3:08 pm on Dec 23, 2007 (gmt 0)

WebmasterWorld Senior Member 10+ Year Member



Have you done up a sitemap? If not,this would be a perfect time to do it and keep watch on the site in Webmaster Central.

shashlik

7:46 pm on Dec 23, 2007 (gmt 0)

10+ Year Member



Done a sitemap containing index.htm quite a while ago.

There might be another error reason, we also selected to display only links without www. in Google Webmaster Tools, but it seems the page with the highest pagerank for the months before was index.htm with www. -- never expecting they would not both be in the index or Google would substitute correspondingly after offering this tool and recommending so strongly to decide on one or the other.
What good are those tools if afterwards all rankings are messed up...

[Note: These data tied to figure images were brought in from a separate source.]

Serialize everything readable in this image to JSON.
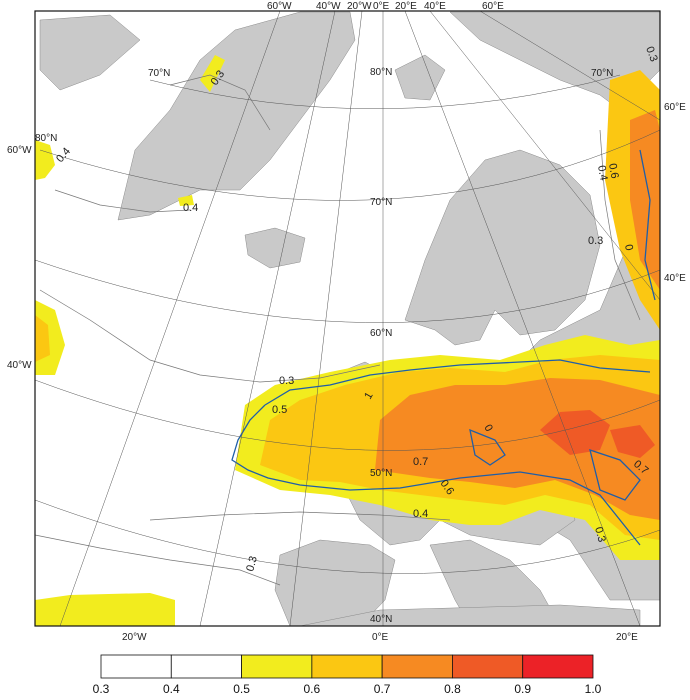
{
  "map": {
    "graticule_labels": {
      "top": [
        "60°W",
        "40°W",
        "20°W",
        "0°E",
        "20°E",
        "40°E",
        "60°E"
      ],
      "bottom": [
        "20°W",
        "0°E",
        "20°E"
      ],
      "left": [
        "60°W",
        "40°W"
      ],
      "right": [
        "60°E",
        "40°E"
      ],
      "latitude": [
        "80°N",
        "70°N",
        "70°N",
        "70°N",
        "60°N",
        "50°N",
        "40°N",
        "80°N"
      ]
    },
    "contour_labels": [
      "0.3",
      "0.3",
      "0.4",
      "0.4",
      "0.3",
      "0.5",
      "0.7",
      "0.6",
      "0.4",
      "0.3",
      "0.6",
      "0.4",
      "0.3",
      "0",
      "0",
      "1",
      "0.7",
      "0.3"
    ]
  },
  "colorbar": {
    "ticks": [
      "0.3",
      "0.4",
      "0.5",
      "0.6",
      "0.7",
      "0.8",
      "0.9",
      "1.0"
    ],
    "colors": [
      "#ffffff",
      "#ffffff",
      "#f2ec1e",
      "#fbc712",
      "#f68a22",
      "#ef5a26",
      "#ec2227"
    ],
    "boundary_color": "#1f5ea8",
    "land_color": "#c9c9c9"
  }
}
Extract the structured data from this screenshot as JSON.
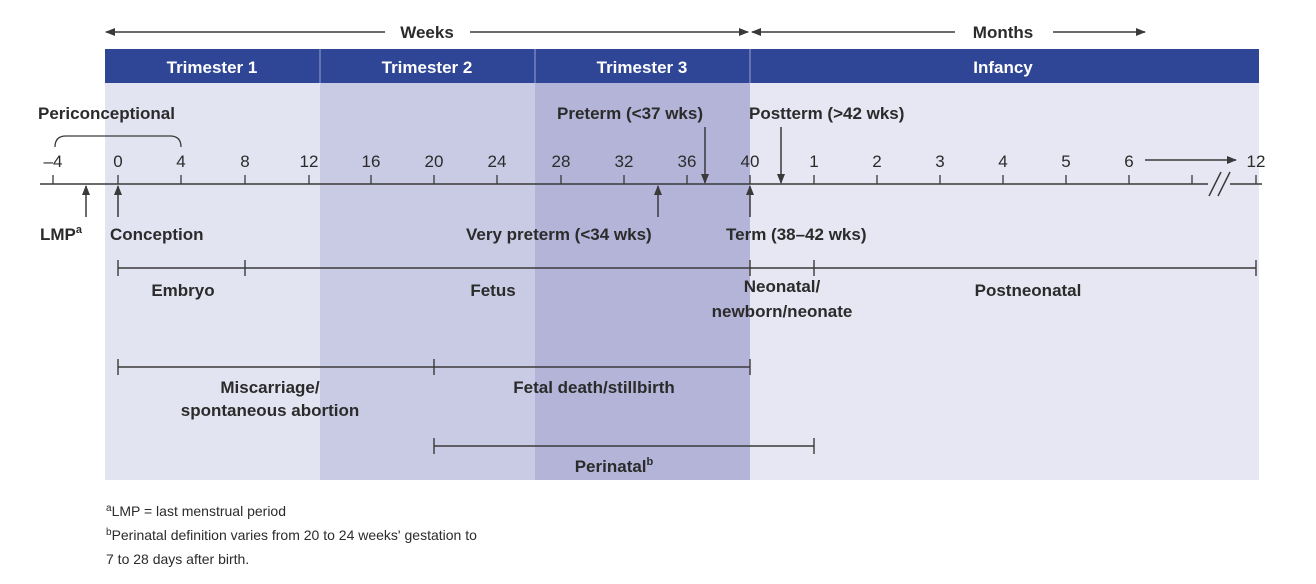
{
  "scale": {
    "weeks_label": "Weeks",
    "months_label": "Months"
  },
  "colors": {
    "header_bar": "#2f4595",
    "band_light": "#e3e4f1",
    "band_mid": "#c9cae3",
    "band_dark": "#b3b4d8",
    "band_infancy": "#e6e7f2",
    "line": "#3a3a3a",
    "text": "#2b2b2b"
  },
  "periods": {
    "trimester1": "Trimester 1",
    "trimester2": "Trimester 2",
    "trimester3": "Trimester 3",
    "infancy": "Infancy"
  },
  "ticks": {
    "weeks": [
      "–4",
      "0",
      "4",
      "8",
      "12",
      "16",
      "20",
      "24",
      "28",
      "32",
      "36",
      "40"
    ],
    "months": [
      "1",
      "2",
      "3",
      "4",
      "5",
      "6",
      "12"
    ]
  },
  "labels": {
    "periconceptional": "Periconceptional",
    "preterm_text": "Preterm (<37 wks)",
    "postterm_text": "Postterm (>42 wks)",
    "lmp": "LMP",
    "lmp_sup": "a",
    "conception": "Conception",
    "very_preterm": "Very preterm (<34 wks)",
    "term": "Term (38–42 wks)",
    "embryo": "Embryo",
    "fetus": "Fetus",
    "neonatal_line1": "Neonatal/",
    "neonatal_line2": "newborn/neonate",
    "postneonatal": "Postneonatal",
    "miscarriage_line1": "Miscarriage/",
    "miscarriage_line2": "spontaneous abortion",
    "fetal_death": "Fetal death/stillbirth",
    "perinatal": "Perinatal",
    "perinatal_sup": "b"
  },
  "footnotes": {
    "a_marker": "a",
    "a_text": "LMP = last menstrual period",
    "b_marker": "b",
    "b_text_line1": "Perinatal definition varies from 20 to 24 weeks' gestation to",
    "b_text_line2": "7 to 28 days after birth."
  }
}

If this is part of the problem, we are assuming that index.htm without www. will be indexed shortly?
Any experiences on this or should we revert back to both www. and not?

jdMorgan

9:06 pm on Dec 23, 2007 (gmt 0)

WebmasterWorld Senior Member 10+ Year Member



First, when you find yourself in a hole, stop digging! Unless you find another real error, don't change anything. Google's timeline is weeks and months, not days; It may take some time for your page to recover. But continuing to change things during this recovery process will only make it take longer.

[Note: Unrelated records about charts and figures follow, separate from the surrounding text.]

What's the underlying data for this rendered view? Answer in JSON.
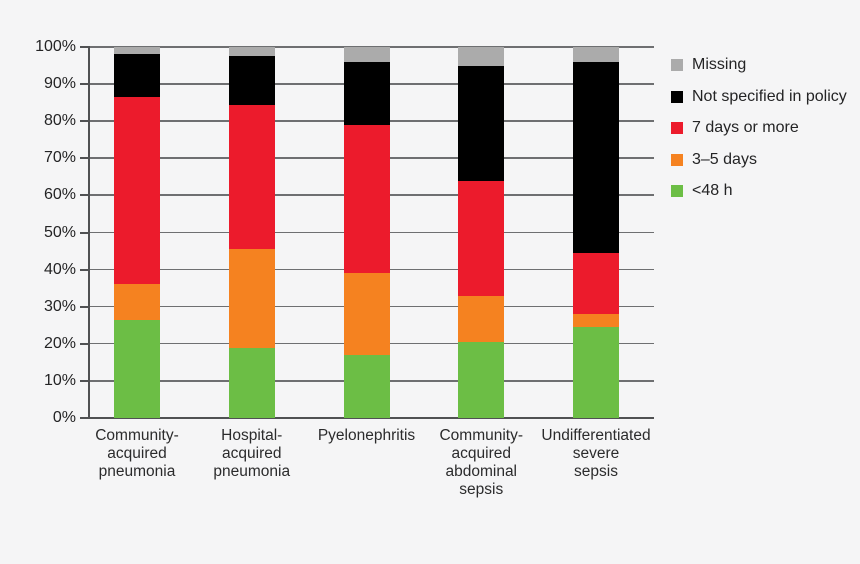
{
  "chart_data": {
    "type": "bar",
    "stacked": true,
    "orientation": "vertical",
    "title": "",
    "xlabel": "",
    "ylabel": "",
    "ylim": [
      0,
      100
    ],
    "grid": true,
    "legend_position": "right",
    "background_color": "#f5f5f6",
    "gridline_color": "#6e6f71",
    "axis_color": "#505153",
    "yticks": [
      "0%",
      "10%",
      "20%",
      "30%",
      "40%",
      "50%",
      "60%",
      "70%",
      "80%",
      "90%",
      "100%"
    ],
    "categories": [
      "Community-acquired pneumonia",
      "Hospital-acquired pneumonia",
      "Pyelonephritis",
      "Community-acquired abdominal sepsis",
      "Undifferentiated severe sepsis"
    ],
    "category_label_lines": [
      [
        "Community-",
        "acquired",
        "pneumonia"
      ],
      [
        "Hospital-",
        "acquired",
        "pneumonia"
      ],
      [
        "Pyelonephritis"
      ],
      [
        "Community-",
        "acquired",
        "abdominal",
        "sepsis"
      ],
      [
        "Undifferentiated",
        "severe",
        "sepsis"
      ]
    ],
    "series": [
      {
        "name": "<48 h",
        "color": "#6cbe45",
        "values": [
          26.5,
          19,
          17,
          20.5,
          24.5
        ]
      },
      {
        "name": "3–5 days",
        "color": "#f58220",
        "values": [
          9.5,
          26.5,
          22,
          12.5,
          3.5
        ]
      },
      {
        "name": "7 days or more",
        "color": "#ec1b2c",
        "values": [
          50.5,
          39,
          40,
          31,
          16.5
        ]
      },
      {
        "name": "Not specified in policy",
        "color": "#000000",
        "values": [
          11.5,
          13,
          17,
          31,
          51.5
        ]
      },
      {
        "name": "Missing",
        "color": "#ababab",
        "values": [
          2,
          2.5,
          4,
          5,
          4
        ]
      }
    ],
    "legend": {
      "items": [
        {
          "label": "Missing",
          "color": "#ababab"
        },
        {
          "label": "Not specified in policy",
          "color": "#000000"
        },
        {
          "label": "7 days or more",
          "color": "#ec1b2c"
        },
        {
          "label": "3–5 days",
          "color": "#f58220"
        },
        {
          "label": "<48 h",
          "color": "#6cbe45"
        }
      ]
    }
  }
}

While you wait for things to settle down and for your page to recover, take a look through some of the older threads here on protocol, domain, page, index, and query canonicalization (There are many, try a search [webmasterworld.com]). Also, consider the usefulness of having your home page called "/index.html", rather than the shorter and more-prevalent "/" (Question: Does google link to "www.google.com/index.html" or just "www.google.com/"?).

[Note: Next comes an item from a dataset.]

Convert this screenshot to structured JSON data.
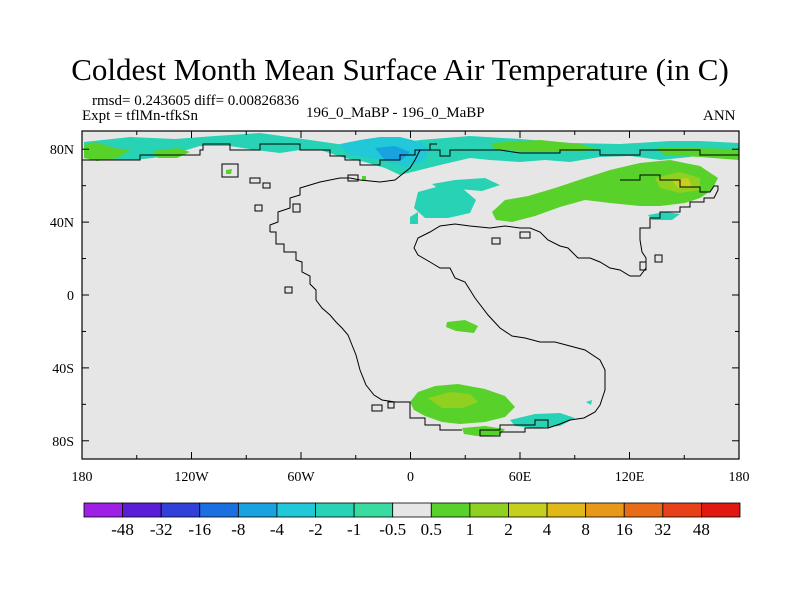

Also take the time to check normal and error responses from your server by using a server headers checker such as the "Live HTTP Headers" add-on for Firefox and Mozilla browsers, or one of the similar Web-based header checkers (Note that some of these latter do not display full headers, and in some cases omit intermediate redirects, so test carefully before trusting them).

A proper solution for 404-Not Found and 410-Gone conditions is to provide error pages which acknowledge the specific error (404=We goofed or you found a bad link on the Web, 410=We removed this page intentionally). On the error page, include text links to your home page, site map, and search facility as applicable. You may also include a meta-refresh in that page's HEAD section to forward the client to your home page, but I'd strongly suggest making the timer value long enough for the visitor to actually read and fully-consider the error message; A short meta-refresh is treated as a redirect by some search engines.

Jim

shashlik

12:58 am on Dec 24, 2007 (gmt 0)

10+ Year Member



Thank you Jim; it will be really hard to keep our hands off, as our whole business and employees depend on this listing (and it is Christmas Peak Season here right now). Of course very good advice.

ecmedia

4:29 pm on Dec 24, 2007 (gmt 0)

10+ Year Member



I once changed the robots.txt file and by mistake blocked all search engines including G. Within days the number of pages started to go down and ranking disappeared and then I realized what I did. However, once I corrected the mistake, G returned and reindexed all pages and rankings also returned. So just be patient.

shashlik

1:18 am on Dec 25, 2007 (gmt 0)

10+ Year Member



main problem is (like always with Google) that we actually do not really know what triggered this, we are only guessing. Google Webmaster Tols shows our website as totally without problems, there are no warnings or other problems mentioned.

so there is neither a way of fixing it nor can we be sure that anything will improve and as one poster mentioned, Google works in weeks or months.

this feeling of total helplessness is the worst.